1ª Lectura:  Hechos 2,1-11

  “Todos quedaron llenos del Espíritu Santo”                             

   Salmo : 103
  “Envías tu Espíritu, los creas y renuevas la faz de la tierra”

2ªLectura:   1 Corintios 12,3-7.12-13

  “En cada uno se manifiesta el Espíritu para el bien común”
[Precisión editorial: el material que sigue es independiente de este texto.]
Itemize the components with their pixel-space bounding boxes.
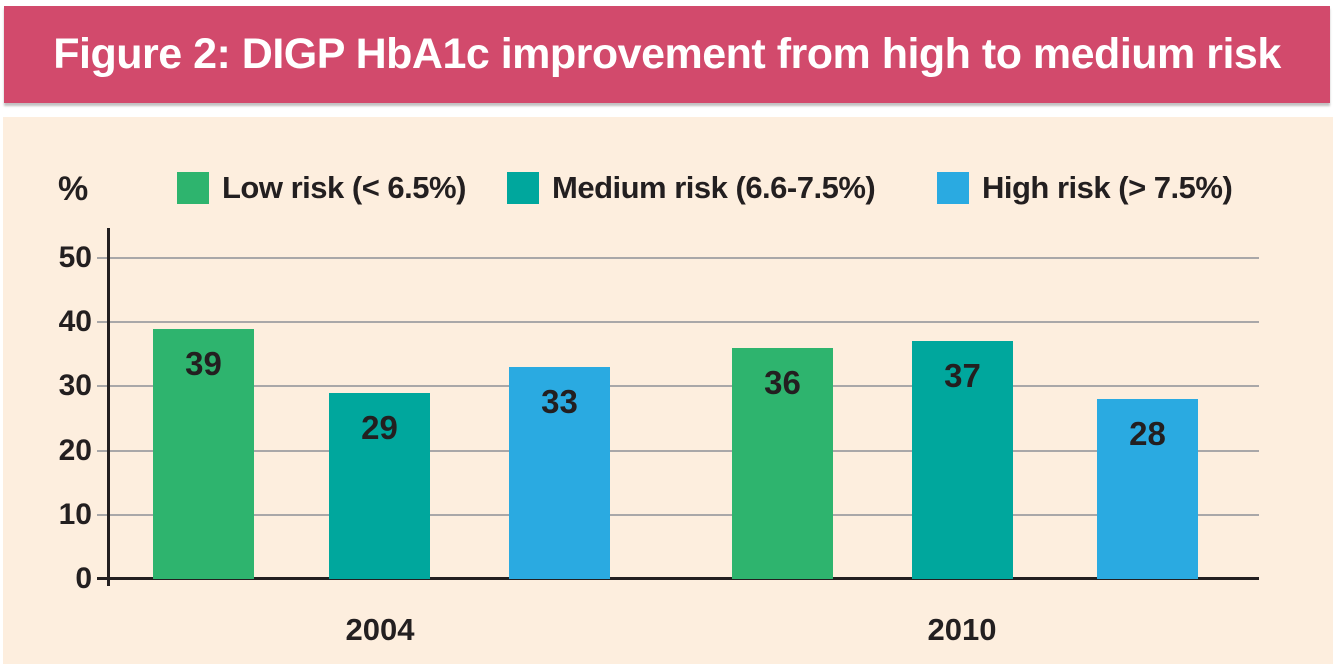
bar-high-risk-2004: 33: [509, 367, 610, 579]
legend-swatch-high-risk: [937, 172, 969, 204]
legend-label-high-risk: High risk (> 7.5%): [982, 170, 1233, 205]
bar-value-label: 29: [361, 408, 398, 446]
y-tick-label-40: 40: [58, 305, 92, 339]
bar-low-risk-2010: 36: [732, 347, 833, 579]
bar-value-label: 33: [541, 383, 578, 421]
x-category-label-2010: 2010: [927, 612, 997, 647]
bar-medium-risk-2004: 29: [329, 392, 430, 579]
gridline-50: [97, 257, 1259, 259]
legend-label-low-risk: Low risk (< 6.5%): [222, 170, 466, 205]
figure-title: Figure 2: DIGP HbA1c improvement from hi…: [53, 30, 1281, 78]
legend-item-medium-risk: Medium risk (6.6-7.5%): [507, 170, 876, 205]
bar-low-risk-2004: 39: [153, 328, 254, 579]
legend-item-high-risk: High risk (> 7.5%): [937, 170, 1233, 205]
legend-label-medium-risk: Medium risk (6.6-7.5%): [552, 170, 876, 205]
gridline-20: [97, 449, 1259, 452]
legend-swatch-medium-risk: [507, 172, 539, 204]
y-tick-label-10: 10: [58, 497, 92, 531]
y-tick-label-0: 0: [75, 562, 92, 595]
y-tick-label-50: 50: [58, 241, 92, 274]
x-axis-line: [97, 577, 1259, 580]
figure-header-banner: Figure 2: DIGP HbA1c improvement from hi…: [4, 6, 1330, 103]
y-axis-unit-label: %: [58, 170, 89, 208]
bar-value-label: 37: [944, 357, 981, 395]
y-axis-line: [107, 228, 110, 586]
bar-value-label: 36: [764, 363, 801, 401]
bar-medium-risk-2010: 37: [912, 341, 1013, 579]
legend-swatch-low-risk: [177, 172, 209, 204]
gridline-40: [97, 321, 1259, 324]
x-category-label-2004: 2004: [345, 612, 415, 647]
bar-value-label: 28: [1129, 415, 1166, 453]
bar-high-risk-2010: 28: [1097, 399, 1198, 579]
y-tick-label-20: 20: [58, 433, 92, 467]
gridline-10: [97, 513, 1259, 516]
bar-value-label: 39: [185, 344, 222, 382]
gridline-30: [97, 385, 1259, 388]
chart-area: % Low risk (< 6.5%) Medium risk (6.6-7.5…: [3, 117, 1333, 664]
y-tick-label-30: 30: [58, 369, 92, 403]
legend-item-low-risk: Low risk (< 6.5%): [177, 170, 466, 205]
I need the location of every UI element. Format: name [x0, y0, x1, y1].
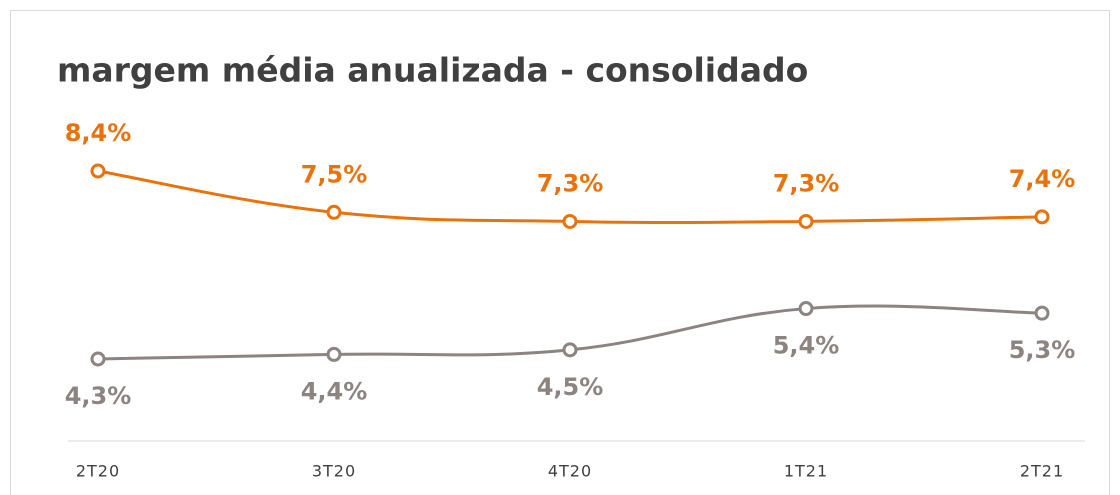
point: [90, 351, 106, 367]
point: [1034, 305, 1050, 321]
x-tick-label: 4T20: [548, 462, 592, 481]
point: [326, 346, 342, 362]
x-tick-label: 2T21: [1020, 462, 1064, 481]
point: [562, 213, 578, 229]
point: [798, 301, 814, 317]
value-label: 7,3%: [537, 169, 604, 197]
point: [90, 163, 106, 179]
value-label: 7,5%: [301, 160, 368, 188]
x-tick-label: 3T20: [312, 462, 356, 481]
value-label: 5,4%: [773, 332, 840, 360]
value-label: 5,3%: [1009, 336, 1076, 364]
value-label: 4,3%: [65, 382, 132, 410]
value-label: 4,5%: [537, 373, 604, 401]
value-label: 4,4%: [301, 377, 368, 405]
point: [1034, 209, 1050, 225]
value-label: 8,4%: [65, 119, 132, 147]
value-label: 7,4%: [1009, 165, 1076, 193]
chart-title: margem média anualizada - consolidado: [57, 51, 808, 90]
value-label: 7,3%: [773, 169, 840, 197]
point: [562, 342, 578, 358]
x-tick-label: 2T20: [76, 462, 120, 481]
x-tick-label: 1T21: [784, 462, 828, 481]
frame: [10, 10, 1110, 495]
point: [326, 204, 342, 220]
point: [798, 213, 814, 229]
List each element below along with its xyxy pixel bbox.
Evangelio:   Juan 20,19-23
   “Exhaló su aliento sobre ellos y les dijo: recibid el Espíritu Santo”

   

 

 

PALABRA DE VIDA

     Con la celebración de Pentecostés, terminamos el tiempo de Pascua. Esta solemnidad es la Pascua madura que produce su fruto: el envío del Espíritu Santo. Este acontecimiento es narrado tanto por el libro de los Hechos de los Apóstoles como por el evangelio de hoy. Los dos relatos tienen un elemento en común: el Espíritu es el don que el Señor hace a sus discípulos para poder cumplir con su misión: “Como el padre me envió a mí, así os envío yo a vosotros” (Jn20,21).
     El evangelio de hoy es conocido como el “Pentecostés del cuarto evangelio”. Juan no establece un plazo de tiempo entre Pascua y la venida del Espíritu, ni tampoco sitúa ésta dentro de la fiesta de Pentecostés. La narración da a entender que todo ha sucedido en un solo día “aquél mismo domingo”, es decir, el mismo día de la resurrección. ¿Por qué ocurre esta atemporalidad? La razón es se3ncilla: no se trata de una crónica, sino de profundizar en un acontecimiento que se experimenta en la fe. En concreto,. Juan tiene interés en mostrar la estrecha relación entre resurrección de Jesús y efusión del Espíritu como aspectos complementarios de una misma realidad.
     La imagen del Espíritu no aparece aquí  representada por llamas de fuegos o viento impetuoso, sino por el mismo aliento vital del Resucitado que “sopla” sobre sus discípulos. Es un gesto parecido al que hace Dios a la hora de crear al ser humano( Gn 2,7). Con ello, el don del Espíritu hace de los discípulos personas “recreadas”, libres de las ataduras del miedo, preparándolos para nuevas tareas; “Como el Padre me ha enviado, así os envío yo” (v-21). Para ello les da el Espíritu, Sin este Espíritu no hubieran jamás superado el miedo, puertas cerradas. Sin El, la Iglesia no se hubiera puesta jamás en marcha.
     Juan añade un detalle significativo, y es el tema del perdón de los pecados. Con este matiz, la misión encomendada a los discípulos se presenta como una tarea de reconciliación Universal. No se trata de hacer proselitismo, sino de transmitir el perdón de Dios, signo de una misericordia infinita. Muchas veces el pecado nos atenaza, nos crea una sensación de miedo que paraliza todo nuestro actuar.
    Esta donación del Espíritu es el cumplimiento de la promesa hecha por Jesús, en concreto, en la despedida en la última cena (Jn 14,15.26; 16,7-15). Esta donación del Espíritu, es decir, Pentecostés, no es un acontecimiento del pasado, un recuerdo de aquello que les ocurrió. El Espíritu Santo sigue vivo y continúa manifestándose en situaciones y en personas concretas.  
     La venida del Espíritu Santo no tiene fecha, apareciendo en dos momentos en las Sagradas Escrituras: en el evangelio de hoy, justo acontece el mismo domingo de la resurrección; y el libro de los Hechos de los Apóstoles cincuenta días después de la Pascua. Para nosotros ¿cuándo es? En cualquier momento, pues un día recibimos el don del Espíritu Santo en nuestro bautismo, y la plenitud del mismo en la confirmación. Ese don es renovado constantemente, y todo para que podamos cumplir la misión encomendada.
     En Pentecostés nace definitivamente la comunidad cristiana, la Iglesia, morada del Espíritu, llamada a suscitar vida. Lo que hay de evangélico en la Iglesia es obra del Espíritu Santo, “Señor y dador de vida”. La obra de Jesús se sigue realizando por medio del Espíritu Santo. Sin su acción, ni siquiera sabemos orar. En definitiva, es el amor el que da fuerzas y hace proceder con la audacia del que se atreve a todo porque CREE.